Uzun ömürlü RNA öncelikle hücre çekirdeğindeki genetik materyalin yoğun şekilde paketlenmiş bir bölgesi olan heterokromatin adı verilen bölgenin yakınında bulundu. Bu spesifik RNA’nın sinir hücrelerinin dayanıklılığındaki rolünü kanıtlamak için araştırmacılar bu genomik bölgedeki uzun ömürlü RNA konsantrasyonunu kasıtlı olarak azalttı. Bunun sonucunda heterokromatinde değişiklikler ortaya çıktı ve genetik materyal kararsız hale geldi, bu da sinir hücrelerinin yaşayabilirliğini bozdu. Uzun ömürlü RNA bu nedenle sinir hücrelerinin yaşlanmasını ve kendini korumasını etkiler.
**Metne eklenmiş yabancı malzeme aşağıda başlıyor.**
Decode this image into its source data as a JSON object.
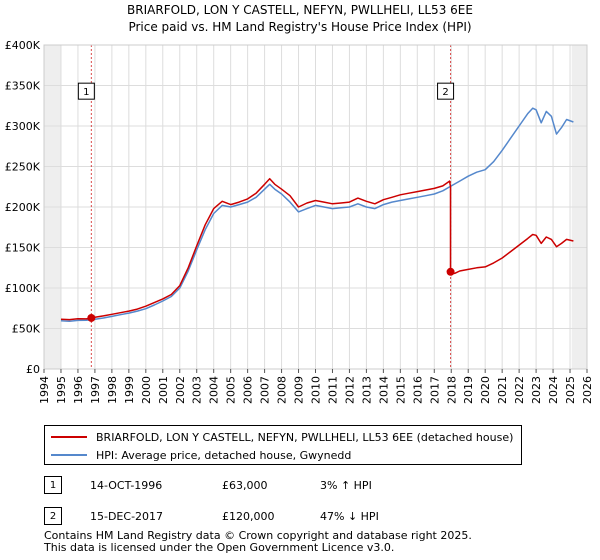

İnsan beyninde neler oluyor?
Şimdi odak noktası insanlarda 100 yıla kadar stabil olan uzun ömürlü RNA’nın olup olmadığı sorusudur. Ya da Hetzer’e göre RNA’nın yenilenmesini destekleyen mekanizmaların iş başında olup olmadığı. İlki, moleküler biyolog için oldukça beklenmedik bir durum olurdu, ancak “hücre kültüründeki insan sinir hücrelerine bakarsak, çok benzer görünüyor.”
Hetzer, insan beyninin yaşlanma mekanizmalarının anlaşılması ve hücrelerin yaşlanmasının terapötik olarak nasıl önleneceği konusunda araştırmaların hala erken aşamada olduğunu söylüyor. “Geçtiğimiz yüzyıl, yaşamın döllenmiş bir yumurta hücresinden nasıl ortaya çıktığının anlaşılmasıyla damgasını vurdu. Bunu kök hücrelerin işlevine ve hücre yenilenmesine yönelik tıbbi potansiyellerine kadar çok iyi anlıyoruz. Ama beyin kendini yenilemiyor.”
Bu nedenle 21. yüzyıldaki araştırmaların artık sadece beyinde değil, kalpte veya pankreasta da bulunan uzun ömürlü hücrelerde hangi mekanizmaların çalıştığına odaklanması gerekiyor.